No republic can survive when its citizens lose faith in their own ability to govern themselves and instead view citizenship as merely consuming services provided by someone else.
Look at the ledger you are handing to the next generation as a birthday present. Your federal debt has climbed to roughly $39 trillion. Debt held by the public has surpassed 100 percent of GDP for the first time since World War II. This year alone, your government is projected to spend about $7.4 trillion while collecting only $5.6 trillion in revenue.
This does not mean you are collapsing, America. It just means that arithmetic still exists. Every dollar you borrow today is an active claim on tomorrow’s workers, businesses, and taxpayers. And while you distract yourselves with endless, superficial culture wars online, the interest on that debt is quietly becoming one of the largest expenses in your federal budget.

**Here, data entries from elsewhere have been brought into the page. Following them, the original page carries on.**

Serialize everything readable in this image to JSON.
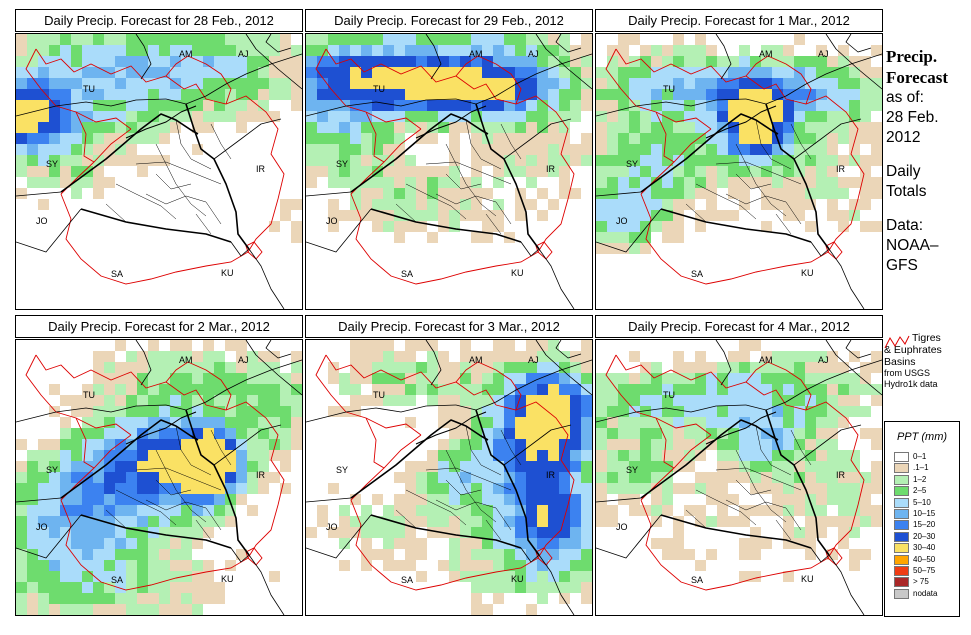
{
  "panels": [
    {
      "title": "Daily Precip. Forecast for  28 Feb., 2012",
      "pattern": "p1"
    },
    {
      "title": "Daily Precip. Forecast for  29 Feb., 2012",
      "pattern": "p2"
    },
    {
      "title": "Daily Precip. Forecast for  1 Mar., 2012",
      "pattern": "p3"
    },
    {
      "title": "Daily Precip. Forecast for  2 Mar., 2012",
      "pattern": "p4"
    },
    {
      "title": "Daily Precip. Forecast for  3 Mar., 2012",
      "pattern": "p5"
    },
    {
      "title": "Daily Precip. Forecast for  4 Mar., 2012",
      "pattern": "p6"
    }
  ],
  "map_labels": {
    "AM": "AM",
    "AJ": "AJ",
    "TU": "TU",
    "SY": "SY",
    "IR": "IR",
    "JO": "JO",
    "SA": "SA",
    "KU": "KU"
  },
  "sidebar": {
    "title_line1": "Precip.",
    "title_line2": "Forecast",
    "asof": "as of:",
    "date1": "28 Feb.",
    "date2": "2012",
    "daily": "Daily",
    "totals": "Totals",
    "data_label": "Data:",
    "source1": "NOAA–",
    "source2": "GFS"
  },
  "basin_legend": {
    "line1": "Tigres",
    "line2": "& Euphrates",
    "line3": "Basins",
    "line4": "from USGS",
    "line5": "Hydro1k data",
    "line_color": "#dd0000"
  },
  "legend": {
    "title": "PPT (mm)",
    "items": [
      {
        "label": "0–1",
        "color": "#ffffff"
      },
      {
        "label": ".1–1",
        "color": "#ebd6b8"
      },
      {
        "label": "1–2",
        "color": "#b4f0b4"
      },
      {
        "label": "2–5",
        "color": "#6edc6e"
      },
      {
        "label": "5–10",
        "color": "#aadcfa"
      },
      {
        "label": "10–15",
        "color": "#6eb4f0"
      },
      {
        "label": "15–20",
        "color": "#3c82f0"
      },
      {
        "label": "20–30",
        "color": "#1e50d2"
      },
      {
        "label": "30–40",
        "color": "#fae164"
      },
      {
        "label": "40–50",
        "color": "#ffa500"
      },
      {
        "label": "50–75",
        "color": "#f03c14"
      },
      {
        "label": "> 75",
        "color": "#aa2828"
      },
      {
        "label": "nodata",
        "color": "#c8c8c8"
      }
    ]
  }
}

Meanwhile, your population is aging. Nearly 18 percent of Americans are now over 65. Social Security and Medicare face severe, long-term financing challenges that will trigger major trust-fund shortfalls within the next decade.
These are not Republican facts. They are not Democratic facts. They are American facts.

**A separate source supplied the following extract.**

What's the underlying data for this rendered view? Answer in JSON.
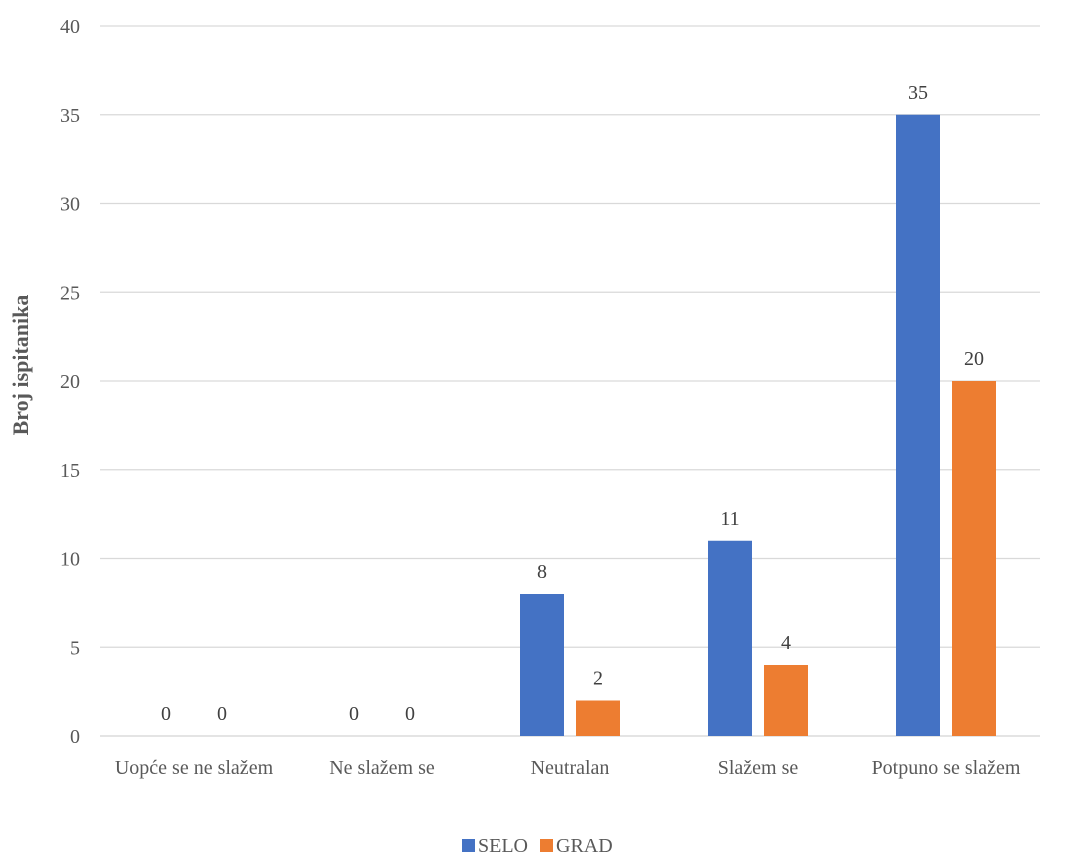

Yet your modern politics rewards denial instead of solutions. One side promises that the government can solve every problem. The other promise is that the government is the problem. Neither statement is entirely true. The government built your highways, funded scientific breakthroughs, and put men on the moon. Private enterprise built your industries, created your jobs, and delivered innovations that transformed human life. You succeed when both are accountable to the people — not when either becomes an untouchable power.
This same paralysis is seen in your demographic reality. Your population growth now increasingly depends on immigration as birth rates fall. This fact should not frighten you, nor should it prevent you from asking reasonable questions about border security, assimilation, and national cohesion. A mature nation can believe two things at once: that immigration has historically strengthened its fabric, and that immigration laws must be enforced. The challenge before you is not choosing between compassion and order; it is finding the civic maturity to preserve both.
Beyond the budgets and the borders lies the deepest question of your 250th year: Do you still possess the restraint required to be a free people?
The greatest threat to a free people is not debt, inflation, immigration, or artificial intelligence. It is the loss of trust that allows free citizens to live together. When neighbors become enemies, democracy becomes impossible. When every election is treated as a national emergency, every defeat feels illegitimate. When every institution is assumed to be corrupt, eventually, none can function.
The Founders did not create a system that depended on total agreement. They created one that depended on restraint.
Your future will not be determined by Washington alone. It will be determined by whether you, the people, are still willing to sacrifice, participate, build, innovate, raise families, serve your communities, and tell the truth even when it is inconvenient.
The choice before you on this historic birthday is not Left or Right. It is whether you choose to remain a self-governing people. It is whether you can still solve problems without surrendering your freedom, and whether you can still disagree without destroying one another.
Resolve then, at 250 years old, to leave your children a nation stronger than the one you inherited. That is your modern rendezvous with destiny.
Happy Birthday, America.
Richard Hinds, retired small business owner.